Exchange Responses and Compliance Challenges
OKX pushed back on the implications of the ICIJ investigation, stating that it ‘welcomes scrutiny’ of how exchanges address illicit finance but rejects the characterization that crypto platforms function as havens for money laundering. A spokesperson told Decrypt that ‘where credible risks are detected, we act quickly, including pausing interactions, blocking transfers, and supporting criminal investigations.’ The exchange emphasized that the flows cited in the ICIJ reports ‘represent a very small fraction’ of overall activity on their platform.
KuCoin, another exchange named in ICIJ’s investigations concerning crypto-to-cash storefronts, shared a statement with Decrypt asserting that it ‘operates a rigorous and continuously evolving AML/CTF program’ aligned with global regulatory expectations. The findings arrive as global regulators continue imposing penalties on exchanges while struggling with uneven enforcement and limited cross-border coordination, creating persistent compliance gaps that illicit actors continue to exploit.
Networked Laundering Patterns and Adaptive Ecosystems
Ari Redbord, a former Treasury Department official and U.S. attorney now serving as global head of policy at blockchain intelligence firm TRM Labs, provided crucial context about the nature of these illicit flows. He told Decrypt that TRM’s research and data shows repeating behavioral patterns in how illicit funds move across services, often involving ‘certain intermediaries, OTC brokers, or cross-chain services.’ Redbord explained that ‘these patterns often reflect common laundering typologies rather than fixed or standardized routing templates.’
According to Redbord, illicit actors frequently exploit the same weak compliance points or high-risk service providers, making flows appear structurally similar even when they’re not centrally coordinated. TRM’s analysis supports the view that laundering activity is networked rather than isolated, with illicit actors and facilitators interacting through ‘overlapping transactional relationships that cross jurisdictions and asset types.’ Some groups, including pig-butchering operations, cartel-linked brokers, and North Korean actors, show more ‘sustained coordination,’ while most others form ‘opportunistic linkages’ built around ‘shared infrastructure or mutual convenience.’

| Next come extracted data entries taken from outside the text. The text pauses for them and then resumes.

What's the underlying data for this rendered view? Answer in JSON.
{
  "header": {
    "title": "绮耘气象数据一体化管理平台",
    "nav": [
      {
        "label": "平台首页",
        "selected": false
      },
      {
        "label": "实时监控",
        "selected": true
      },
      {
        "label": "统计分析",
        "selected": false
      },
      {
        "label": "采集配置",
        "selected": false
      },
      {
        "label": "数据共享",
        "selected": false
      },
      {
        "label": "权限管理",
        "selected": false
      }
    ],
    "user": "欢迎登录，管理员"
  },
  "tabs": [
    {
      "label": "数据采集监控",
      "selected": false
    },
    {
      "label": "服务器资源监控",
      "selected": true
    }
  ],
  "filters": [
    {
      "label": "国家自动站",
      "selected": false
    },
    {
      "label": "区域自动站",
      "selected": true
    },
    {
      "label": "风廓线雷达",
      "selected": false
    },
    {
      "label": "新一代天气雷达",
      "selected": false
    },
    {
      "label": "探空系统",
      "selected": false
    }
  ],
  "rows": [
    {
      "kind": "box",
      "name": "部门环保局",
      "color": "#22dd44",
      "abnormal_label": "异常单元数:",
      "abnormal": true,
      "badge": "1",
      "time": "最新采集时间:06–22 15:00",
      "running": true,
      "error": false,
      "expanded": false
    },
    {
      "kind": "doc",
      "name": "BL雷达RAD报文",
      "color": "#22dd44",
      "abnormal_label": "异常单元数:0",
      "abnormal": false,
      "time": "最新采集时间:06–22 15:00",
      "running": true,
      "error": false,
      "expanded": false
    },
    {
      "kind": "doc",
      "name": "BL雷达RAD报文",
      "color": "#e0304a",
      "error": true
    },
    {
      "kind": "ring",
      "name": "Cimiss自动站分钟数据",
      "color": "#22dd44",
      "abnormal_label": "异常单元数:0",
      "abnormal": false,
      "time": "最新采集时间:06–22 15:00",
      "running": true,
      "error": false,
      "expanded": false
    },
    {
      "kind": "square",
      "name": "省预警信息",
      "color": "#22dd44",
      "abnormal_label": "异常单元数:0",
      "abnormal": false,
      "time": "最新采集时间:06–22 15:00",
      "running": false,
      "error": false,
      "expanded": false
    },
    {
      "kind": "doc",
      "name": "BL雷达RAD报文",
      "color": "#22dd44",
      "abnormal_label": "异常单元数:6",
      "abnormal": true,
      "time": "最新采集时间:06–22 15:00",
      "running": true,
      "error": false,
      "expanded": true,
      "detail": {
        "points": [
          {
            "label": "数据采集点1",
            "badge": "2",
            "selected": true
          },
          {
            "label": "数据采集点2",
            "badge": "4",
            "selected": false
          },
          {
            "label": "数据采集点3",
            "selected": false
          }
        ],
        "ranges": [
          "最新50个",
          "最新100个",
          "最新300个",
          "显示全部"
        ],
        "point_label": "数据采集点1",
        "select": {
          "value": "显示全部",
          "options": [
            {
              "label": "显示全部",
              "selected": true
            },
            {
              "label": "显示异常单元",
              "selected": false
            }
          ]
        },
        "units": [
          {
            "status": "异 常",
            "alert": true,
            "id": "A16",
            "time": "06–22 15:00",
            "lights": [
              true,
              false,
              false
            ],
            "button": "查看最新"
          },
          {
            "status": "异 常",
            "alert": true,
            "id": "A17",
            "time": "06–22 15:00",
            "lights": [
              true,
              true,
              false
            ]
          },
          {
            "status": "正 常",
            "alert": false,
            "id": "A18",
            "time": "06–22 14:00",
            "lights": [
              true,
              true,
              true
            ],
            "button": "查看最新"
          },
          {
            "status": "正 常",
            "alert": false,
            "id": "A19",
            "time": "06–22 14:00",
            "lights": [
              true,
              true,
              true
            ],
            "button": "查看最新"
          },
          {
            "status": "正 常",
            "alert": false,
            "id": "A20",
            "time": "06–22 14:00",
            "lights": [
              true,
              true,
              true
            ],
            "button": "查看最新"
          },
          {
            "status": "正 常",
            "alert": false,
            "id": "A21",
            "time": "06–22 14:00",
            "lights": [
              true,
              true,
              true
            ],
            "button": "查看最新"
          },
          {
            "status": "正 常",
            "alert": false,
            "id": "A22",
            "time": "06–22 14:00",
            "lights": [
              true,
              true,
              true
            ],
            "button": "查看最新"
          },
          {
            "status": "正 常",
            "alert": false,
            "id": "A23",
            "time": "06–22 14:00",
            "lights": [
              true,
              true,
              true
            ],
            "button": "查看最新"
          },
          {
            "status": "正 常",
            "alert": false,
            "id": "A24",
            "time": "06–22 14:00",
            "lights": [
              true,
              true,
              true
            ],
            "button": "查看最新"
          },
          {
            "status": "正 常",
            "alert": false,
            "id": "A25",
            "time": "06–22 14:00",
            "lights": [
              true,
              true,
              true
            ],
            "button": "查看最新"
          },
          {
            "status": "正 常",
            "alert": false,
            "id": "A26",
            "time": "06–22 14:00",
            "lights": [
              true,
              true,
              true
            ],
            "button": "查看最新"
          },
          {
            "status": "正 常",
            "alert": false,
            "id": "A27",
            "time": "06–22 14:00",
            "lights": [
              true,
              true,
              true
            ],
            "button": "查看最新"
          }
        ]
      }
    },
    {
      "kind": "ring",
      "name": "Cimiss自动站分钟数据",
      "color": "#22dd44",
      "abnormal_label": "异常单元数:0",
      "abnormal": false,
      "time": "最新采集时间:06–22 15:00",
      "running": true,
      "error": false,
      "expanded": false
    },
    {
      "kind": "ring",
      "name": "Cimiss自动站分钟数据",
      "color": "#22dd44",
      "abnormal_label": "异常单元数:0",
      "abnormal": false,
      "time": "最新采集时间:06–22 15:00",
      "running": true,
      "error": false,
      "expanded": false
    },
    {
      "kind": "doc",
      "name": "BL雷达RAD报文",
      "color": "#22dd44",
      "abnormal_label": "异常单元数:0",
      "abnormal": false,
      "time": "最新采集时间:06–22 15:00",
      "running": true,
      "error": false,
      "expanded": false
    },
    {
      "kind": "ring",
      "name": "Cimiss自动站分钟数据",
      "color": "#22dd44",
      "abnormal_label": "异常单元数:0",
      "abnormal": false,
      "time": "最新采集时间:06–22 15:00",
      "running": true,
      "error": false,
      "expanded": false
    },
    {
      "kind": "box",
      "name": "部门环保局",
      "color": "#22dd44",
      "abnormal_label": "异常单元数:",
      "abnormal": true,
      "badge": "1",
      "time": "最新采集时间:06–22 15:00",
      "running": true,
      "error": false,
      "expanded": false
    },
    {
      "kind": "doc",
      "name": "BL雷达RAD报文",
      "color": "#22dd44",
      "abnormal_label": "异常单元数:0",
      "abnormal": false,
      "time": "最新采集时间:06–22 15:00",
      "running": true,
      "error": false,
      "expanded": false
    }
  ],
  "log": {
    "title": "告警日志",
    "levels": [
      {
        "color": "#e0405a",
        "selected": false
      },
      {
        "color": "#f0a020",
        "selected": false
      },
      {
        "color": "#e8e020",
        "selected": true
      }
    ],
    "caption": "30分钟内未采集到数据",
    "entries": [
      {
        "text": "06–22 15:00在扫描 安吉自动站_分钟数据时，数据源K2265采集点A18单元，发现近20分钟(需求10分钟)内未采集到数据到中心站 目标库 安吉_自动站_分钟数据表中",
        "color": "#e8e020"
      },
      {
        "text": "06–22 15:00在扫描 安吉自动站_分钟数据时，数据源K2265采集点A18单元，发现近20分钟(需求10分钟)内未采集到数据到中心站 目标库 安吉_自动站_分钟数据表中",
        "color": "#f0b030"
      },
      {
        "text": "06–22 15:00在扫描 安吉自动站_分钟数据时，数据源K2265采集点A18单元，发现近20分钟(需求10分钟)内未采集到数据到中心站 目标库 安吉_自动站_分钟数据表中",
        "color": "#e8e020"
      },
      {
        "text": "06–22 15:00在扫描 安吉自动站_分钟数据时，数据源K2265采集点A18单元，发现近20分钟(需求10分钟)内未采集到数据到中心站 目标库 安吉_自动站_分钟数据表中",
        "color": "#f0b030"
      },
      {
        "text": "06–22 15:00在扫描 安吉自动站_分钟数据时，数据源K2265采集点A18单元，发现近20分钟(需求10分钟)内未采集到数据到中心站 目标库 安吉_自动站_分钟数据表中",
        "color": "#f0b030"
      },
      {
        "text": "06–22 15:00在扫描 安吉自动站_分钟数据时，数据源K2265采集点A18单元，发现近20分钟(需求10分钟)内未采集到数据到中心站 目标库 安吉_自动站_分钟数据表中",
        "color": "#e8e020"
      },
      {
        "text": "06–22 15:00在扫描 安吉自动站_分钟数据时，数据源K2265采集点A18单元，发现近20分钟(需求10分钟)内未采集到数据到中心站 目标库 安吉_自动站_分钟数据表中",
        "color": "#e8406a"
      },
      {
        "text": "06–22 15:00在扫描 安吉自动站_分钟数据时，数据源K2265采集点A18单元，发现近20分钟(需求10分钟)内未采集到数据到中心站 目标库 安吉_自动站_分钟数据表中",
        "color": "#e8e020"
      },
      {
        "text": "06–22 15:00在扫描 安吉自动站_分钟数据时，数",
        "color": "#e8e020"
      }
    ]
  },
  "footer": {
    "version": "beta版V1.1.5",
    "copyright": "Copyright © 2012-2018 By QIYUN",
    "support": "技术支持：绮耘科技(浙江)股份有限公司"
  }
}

Redbord concluded that ‘the recurring patterns we see are best understood as emergent behavior within an adaptive ecosystem—not a coherent operational structure.’ This characterization helps explain why despite regulatory actions and compliance efforts, illicit networks continue to find ways to move substantial sums through the cryptocurrency ecosystem, adapting to enforcement pressures while exploiting persistent systemic vulnerabilities.